Turkish is a latin-based script. But it has a quirk: The uppercase of “i” is a dotted “İ”, and the lowercase of “I” is “ı”. If doing case-based operations, try to use a Unicode-aware library, and try to provide the locale if possible.

Also, not all code points have a single-codepoint uppercase version. The eszett (ß) capitalizes to “SS”. There’s also the “capital” eszett ẞ, but its usage seems to vary and I’m not exactly sure how it interacts here.

While Latin-1 uses precomposed characters, Unicode also introduces ways to specify the same characters via combining diacritics. Treating these the same involves using the normalization algorithms (NFC/NFD).

Emoji

Well, not a script5. But emoji is weird enough that it breaks many of our assumptions. The scripts above cover most of these, but it’s sometimes easier to think of them in the context of emoji.

The main thing with emoji is that you can use a zero-width-joiner character to glue emoji together.

For example, the family emoji 👩‍👩‍👧‍👦 (may not render for you) is made by using the woman/man/girl/boy emoji and gluing them together with ZWJs. You can see its decomposition in uniview.

There are more sequences like this, which you can see in the emoji-zwj-sequences file. For example, MAN + ZWJ + COOK will give a male cook emoji (font support is sketchy). Similarly, SWIMMER + ZWJ + FEMALE SIGN is a female swimmer.
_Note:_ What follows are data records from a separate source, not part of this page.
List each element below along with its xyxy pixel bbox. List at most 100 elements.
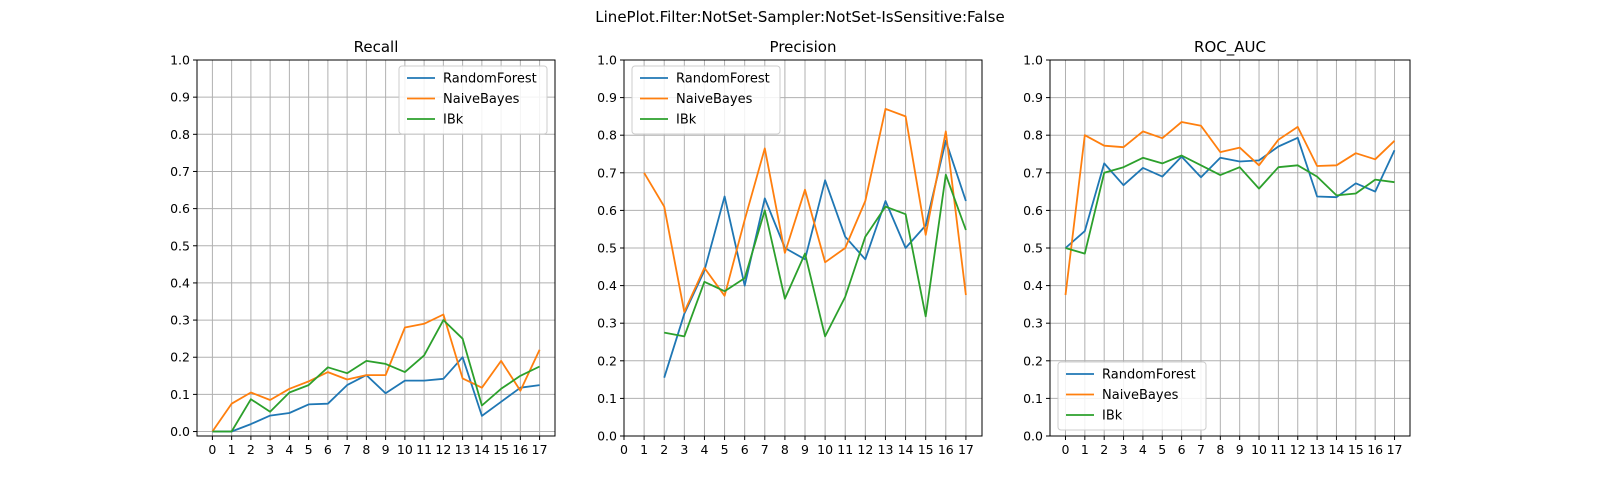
- legend-label-ibk: IBk: [1102, 409, 1123, 424]
- y-tick-label: 0.2: [170, 350, 190, 365]
- x-tick-label: 15: [493, 442, 509, 457]
- x-tick-label: 6: [1178, 442, 1186, 457]
- x-tick-label: 9: [1236, 442, 1244, 457]
- series-line-randomforest: [1064, 136, 1396, 249]
- y-tick-label: 0.4: [1023, 278, 1043, 293]
- x-tick-label: 5: [305, 442, 313, 457]
- legend-label-ibk: IBk: [443, 113, 464, 128]
- x-tick-label: 12: [1290, 442, 1306, 457]
- x-tick-label: 8: [1216, 442, 1224, 457]
- legend-label-naivebayes: NaiveBayes: [676, 92, 753, 107]
- x-tick-label: 5: [1158, 442, 1166, 457]
- y-tick-label: 0.3: [170, 313, 190, 328]
- series-line-randomforest: [212, 356, 540, 433]
- y-tick-label: 0.9: [1023, 90, 1043, 105]
- x-tick-label: 0: [208, 442, 216, 457]
- series-line-ibk: [1065, 154, 1395, 255]
- y-tick-label: 0.6: [170, 201, 190, 216]
- x-tick-label: 4: [700, 442, 708, 457]
- x-tick-label: 11: [1270, 442, 1286, 457]
- y-tick-label: 0.5: [170, 238, 190, 253]
- x-tick-label: 14: [898, 442, 914, 457]
- x-tick-label: 1: [640, 442, 648, 457]
- y-tick-label: 0.7: [1023, 165, 1043, 180]
- x-tick-label: 16: [1367, 442, 1383, 457]
- x-tick-label: 17: [958, 442, 974, 457]
- chart-title: ROC_AUC: [1194, 38, 1266, 57]
- x-tick-label: 10: [1251, 442, 1267, 457]
- x-tick-label: 0: [1062, 442, 1070, 457]
- x-tick-label: 2: [247, 442, 255, 457]
- x-tick-label: 13: [455, 442, 471, 457]
- y-tick-label: 0.3: [1023, 316, 1043, 331]
- x-tick-label: 14: [1328, 442, 1344, 457]
- x-tick-label: 4: [285, 442, 293, 457]
- legend-label-randomforest: RandomForest: [676, 72, 770, 87]
- axes-frame: [196, 59, 556, 437]
- x-tick-label: 2: [660, 442, 668, 457]
- x-tick-label: 5: [721, 442, 729, 457]
- y-tick-label: 1.0: [597, 53, 617, 68]
- x-tick-label: 3: [1120, 442, 1128, 457]
- y-tick-label: 0.0: [597, 429, 617, 444]
- y-tick-label: 0.7: [597, 165, 617, 180]
- y-tick-label: 0.8: [597, 128, 617, 143]
- figure-title: LinePlot.Filter:NotSet-Sampler:NotSet-Is…: [595, 8, 1004, 26]
- series-line-naivebayes: [211, 313, 541, 433]
- x-tick-label: 3: [680, 442, 688, 457]
- series-line-naivebayes: [643, 108, 967, 313]
- chart-title: Recall: [354, 38, 399, 56]
- y-tick-label: 0.1: [597, 391, 617, 406]
- legend-label-randomforest: RandomForest: [1102, 368, 1196, 383]
- y-tick-label: 0.2: [1023, 353, 1043, 368]
- y-tick-label: 0.3: [597, 316, 617, 331]
- y-tick-label: 0.1: [1023, 391, 1043, 406]
- y-tick-label: 0.4: [597, 278, 617, 293]
- x-tick-label: 2: [1100, 442, 1108, 457]
- legend: RandomForest NaiveBayes IBk: [1057, 361, 1207, 431]
- legend-label-naivebayes: NaiveBayes: [1102, 388, 1179, 403]
- y-tick-label: 0.5: [597, 241, 617, 256]
- x-tick-label: 8: [362, 442, 370, 457]
- y-tick-label: 0.1: [170, 387, 190, 402]
- y-tick-label: 1.0: [170, 53, 190, 68]
- legend-box: [1057, 361, 1207, 431]
- legend: RandomForest NaiveBayes IBk: [398, 65, 548, 135]
- y-tick-label: 0.0: [1023, 429, 1043, 444]
- x-tick-label: 15: [918, 442, 934, 457]
- x-tick-label: 11: [416, 442, 432, 457]
- chart-title: Precision: [770, 38, 837, 56]
- y-tick-label: 0.5: [1023, 241, 1043, 256]
- x-tick-label: 6: [741, 442, 749, 457]
- x-tick-label: 9: [382, 442, 390, 457]
- y-tick-label: 0.0: [170, 424, 190, 439]
- series-line-naivebayes: [1064, 121, 1396, 296]
- legend-label-naivebayes: NaiveBayes: [443, 92, 520, 107]
- x-tick-label: 16: [938, 442, 954, 457]
- x-tick-label: 13: [878, 442, 894, 457]
- x-tick-label: 0: [620, 442, 628, 457]
- x-tick-label: 17: [1387, 442, 1403, 457]
- y-tick-label: 0.6: [1023, 203, 1043, 218]
- x-tick-label: 15: [1348, 442, 1364, 457]
- legend: RandomForest NaiveBayes IBk: [631, 65, 781, 135]
- series-line-ibk: [664, 173, 967, 338]
- y-tick-label: 0.9: [597, 90, 617, 105]
- x-tick-label: 7: [343, 442, 351, 457]
- series-line-ibk: [212, 319, 540, 433]
- x-tick-label: 8: [781, 442, 789, 457]
- x-tick-label: 3: [266, 442, 274, 457]
- x-tick-label: 4: [1139, 442, 1147, 457]
- x-tick-label: 11: [837, 442, 853, 457]
- y-tick-label: 0.4: [170, 275, 190, 290]
- series-line-randomforest: [663, 139, 967, 378]
- x-tick-label: 10: [397, 442, 413, 457]
- legend-label-ibk: IBk: [676, 113, 697, 128]
- x-tick-label: 13: [1309, 442, 1325, 457]
- x-tick-label: 14: [474, 442, 490, 457]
You have both sequences of the form “gendered person + zwj + thing”, and “emoji containing human + zwj + gender”, IIRC due to legacy issues6

There are also modifier characters that let you change the skin tone of an emoji that contains a human (or human body part, like the hand-gesture emojis) in it.

Finally, the flag emoji are pretty special snowflakes. For example, 🇪🇸 is the Spanish flag. It’s made up of two regional indicator characters for “E” and “S”.

Unicode didn’t want to deal with adding new flags each time a new country or territory pops up. Nor did they want to get into the tricky business of determining what a country is, for example when dealing with disputed territories. So instead, they just defined these regional indicator symbols. Fonts are supposed to take pairs of RI symbols7 and map the country code to a flag. This mapping is up to them, so it’s totally valid for a font to render a regional indicator pair “E” + “S” as something other than the flag of Spain. On some Chinese systems, for example, the flag for Taiwan (🇹🇼) may not render.


I hightly recommend comparing against this relatively small list of scripts the next time you are writing code that does heavy manipulation of user-provided strings.

  1. Supplemented (but not replaced) by the Hiragana and Katakana phonetic scripts. In widespread use. 

  2. Replaced by Hangul in modern usage 

  3. Replaced by chữ quốc ngữ in modern usage, which is based on the Latin alphabet 

  4. “CJK” (Chinese-Japanese-Korean) is probably more accurate here, though it probably should include “V” for Vietnamese too. Not all of these ideographs come from Han; the other scripts invented some of their own. See: Kokuji, Gukja, Chữ Nôm. 

  5. Back in my day we painstakingly typed actual real words on numeric phone keypads, while trudging to 🏫 in three feet of ❄️️, and it was uphill both ways, and we weren’t even allowed 📱s in 🏫. Get off my lawn! 

  6. We previously had individual code points for professions and stuff and they decided to switch over to using existing object emoji with combiners instead of inventing new profession emoji all the time 

  7. 676 countries should be enough for anybody